Ce premier Sommet africain sur le climat s’est achevé avec l’adoption d’une «Déclaration de Nairobi». Le texte préconise une taxe carbone mondiale et une réforme des institutions financières internationales, pour financer l’action climatique en Afrique.
Dans la dite « Déclaration de Nairobi » lue par le président du Kenya, William Ruto, les dirigeants du continent demandent aux pays développés d’honorer leurs engagements de fournir 100 milliards de dollars de financement annuel pour le climat.

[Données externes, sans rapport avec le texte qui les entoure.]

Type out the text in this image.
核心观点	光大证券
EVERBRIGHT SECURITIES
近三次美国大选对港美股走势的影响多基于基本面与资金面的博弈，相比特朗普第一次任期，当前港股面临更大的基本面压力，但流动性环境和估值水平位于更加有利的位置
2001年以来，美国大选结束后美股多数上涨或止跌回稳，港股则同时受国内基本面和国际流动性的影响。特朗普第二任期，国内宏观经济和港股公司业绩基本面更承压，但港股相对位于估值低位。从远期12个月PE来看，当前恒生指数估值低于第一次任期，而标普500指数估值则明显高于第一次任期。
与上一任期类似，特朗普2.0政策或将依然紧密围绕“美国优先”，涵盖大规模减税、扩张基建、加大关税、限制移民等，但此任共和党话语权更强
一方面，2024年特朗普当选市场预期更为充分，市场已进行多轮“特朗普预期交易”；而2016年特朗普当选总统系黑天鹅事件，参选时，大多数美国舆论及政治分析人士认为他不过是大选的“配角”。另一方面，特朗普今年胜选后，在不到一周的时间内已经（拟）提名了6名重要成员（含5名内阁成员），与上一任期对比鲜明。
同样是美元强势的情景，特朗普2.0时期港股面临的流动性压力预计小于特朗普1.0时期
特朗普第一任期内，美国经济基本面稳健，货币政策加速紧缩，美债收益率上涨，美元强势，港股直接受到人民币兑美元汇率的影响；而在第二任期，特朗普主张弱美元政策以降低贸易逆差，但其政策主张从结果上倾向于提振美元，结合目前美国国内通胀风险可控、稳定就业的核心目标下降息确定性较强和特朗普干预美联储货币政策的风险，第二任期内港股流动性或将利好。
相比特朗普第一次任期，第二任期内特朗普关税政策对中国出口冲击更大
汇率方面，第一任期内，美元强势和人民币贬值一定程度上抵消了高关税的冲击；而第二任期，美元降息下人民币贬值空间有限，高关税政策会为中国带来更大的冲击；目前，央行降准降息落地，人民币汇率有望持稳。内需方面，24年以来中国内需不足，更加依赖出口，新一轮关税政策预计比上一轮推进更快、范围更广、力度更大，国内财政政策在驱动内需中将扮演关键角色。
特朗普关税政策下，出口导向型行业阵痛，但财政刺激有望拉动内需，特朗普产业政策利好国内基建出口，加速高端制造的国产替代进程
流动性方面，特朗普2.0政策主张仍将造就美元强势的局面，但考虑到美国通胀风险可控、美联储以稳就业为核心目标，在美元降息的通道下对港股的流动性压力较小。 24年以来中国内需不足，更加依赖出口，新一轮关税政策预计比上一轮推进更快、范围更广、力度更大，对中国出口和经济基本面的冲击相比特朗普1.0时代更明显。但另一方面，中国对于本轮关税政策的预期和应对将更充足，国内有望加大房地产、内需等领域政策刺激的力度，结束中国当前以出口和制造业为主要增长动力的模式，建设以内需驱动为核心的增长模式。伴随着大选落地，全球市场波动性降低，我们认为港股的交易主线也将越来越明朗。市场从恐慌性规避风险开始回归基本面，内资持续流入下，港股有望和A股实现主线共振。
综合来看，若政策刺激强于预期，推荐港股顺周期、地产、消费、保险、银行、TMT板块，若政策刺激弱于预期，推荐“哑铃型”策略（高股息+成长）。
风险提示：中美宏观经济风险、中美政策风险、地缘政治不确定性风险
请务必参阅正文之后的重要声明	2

Le CSA23 appelle également à une réforme urgente du système financier multilatéral dans le but d’obtenir des financements pour des projets d’atténuation et d’adaptation au climat.
Les pays africains demandent notamment à la communauté internationale de contribuer à “augmenter la capacité de production d’énergies renouvelables de l’Afrique de 56 gigawatts en 2022 à au moins 300 gigawatts d’ici 2030 (…) pour lutter contre la précarité énergétique et de renforcer l’approvisionnement mondial en énergie propre et rentable”.
Ils appellent aussi les dirigeants de la planète à “se rallier à la proposition d’un régime de taxe sur le carbone, comprenant une taxe carbone sur le commerce des combustibles fossiles, le transport maritime et l’aviation, qui peut également être augmentée par une taxe mondiale sur les transactions financières”.
Ce premier Sommet africain sur le climat se conclut sur une promesse de 23 milliards de dollars d’investissements verts sur le continent.